Comme dans tous les domaines, le vélo-déplacement aura aussi son "GAFA" et sans soutien fort de la force publique (Etat, collectivités, institutions, grandes entreprises publiques), l'acteur dominant sera un acteur étranger (voir actuellement : strava, google navigation ou encore bike citizens).
Pourtant, les initiatives/innovations tricolores sont nombreuses dans le domaine des modes actifs. Les soutenir permettra non seulement de les conforter dans l'hexagone, mais également d'exporter le savoir-faire français et donc de créer des emplois.

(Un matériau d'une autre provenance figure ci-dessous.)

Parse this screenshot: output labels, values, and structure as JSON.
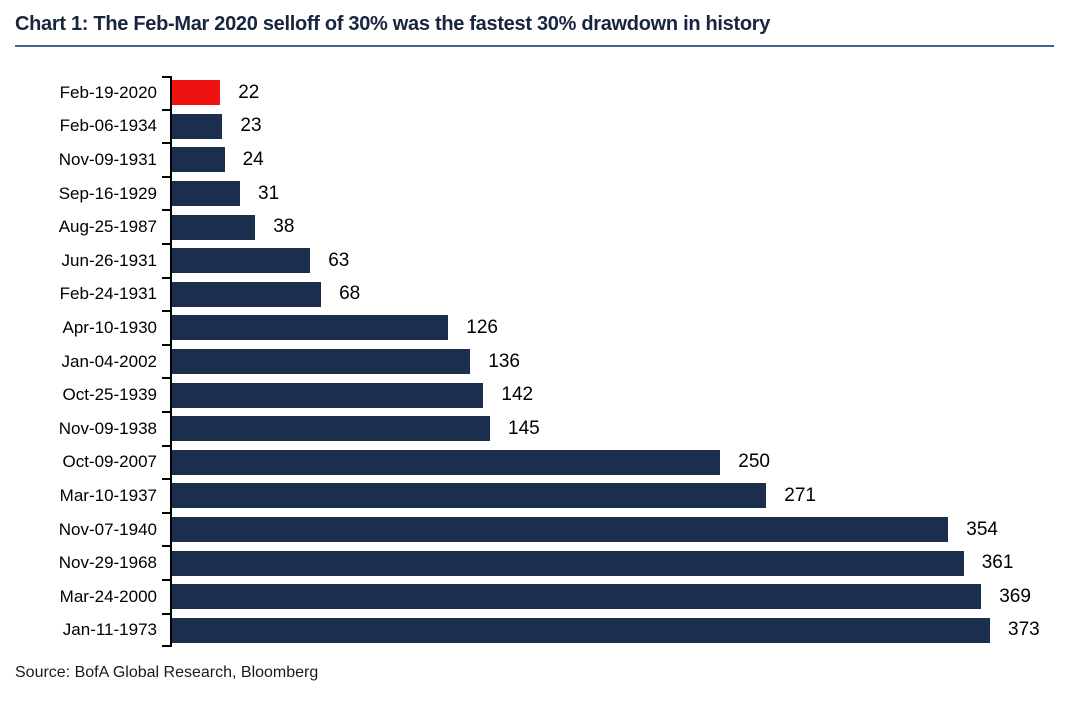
{
  "title": "Chart 1: The Feb-Mar 2020 selloff of 30% was the fastest 30% drawdown in history",
  "source": "Source: BofA Global Research, Bloomberg",
  "colors": {
    "bar": "#1B2E4E",
    "highlight_bar": "#F01111",
    "title_text": "#17263E",
    "title_underline": "#3E6491",
    "axis": "#000000",
    "label_text": "#000000"
  },
  "chart_data": {
    "type": "bar",
    "orientation": "horizontal",
    "title": "Chart 1: The Feb-Mar 2020 selloff of 30% was the fastest 30% drawdown in history",
    "xlabel": "",
    "ylabel": "",
    "categories": [
      "Feb-19-2020",
      "Feb-06-1934",
      "Nov-09-1931",
      "Sep-16-1929",
      "Aug-25-1987",
      "Jun-26-1931",
      "Feb-24-1931",
      "Apr-10-1930",
      "Jan-04-2002",
      "Oct-25-1939",
      "Nov-09-1938",
      "Oct-09-2007",
      "Mar-10-1937",
      "Nov-07-1940",
      "Nov-29-1968",
      "Mar-24-2000",
      "Jan-11-1973"
    ],
    "values": [
      22,
      23,
      24,
      31,
      38,
      63,
      68,
      126,
      136,
      142,
      145,
      250,
      271,
      354,
      361,
      369,
      373
    ],
    "highlight_category": "Feb-19-2020",
    "value_labels": true,
    "grid": false,
    "legend": false,
    "xlim": [
      0,
      373
    ],
    "axis_tick_style": "category-boundary ticks on left axis"
  }
}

7/ Logistique urbaine connectée

Les vélos-cargos (et autres véhicules légers) doivent être la solution privilégiée pour le dernier bi-kilomètre, surtout en milieu dense. En effet, cette solution est moins chère, a moins d'externalités (bruit, pollution) et crée davantage d'emplois (moins de coût de matériel, davantage de coût de main d'oeuvre). Des algorithmes doivent être développés pour rendre ceci possible le plus rapidement possible. Il faudra également des hubs aux portes de la ville dense pour permettre l'intermodalité entre transports plus lourds - vélos-cargos.

8/ Vélo contre l'isolement

Vous nous demandez "Le véhicule autonome peut-il être une réponse à l'isolement social et participer à la baisse des émissions de GES ?". Si la réponse est oui, c'est dans une bien moindre mesure que le développement de l'usage du vélo et l'amélioration des conditions pour la marche.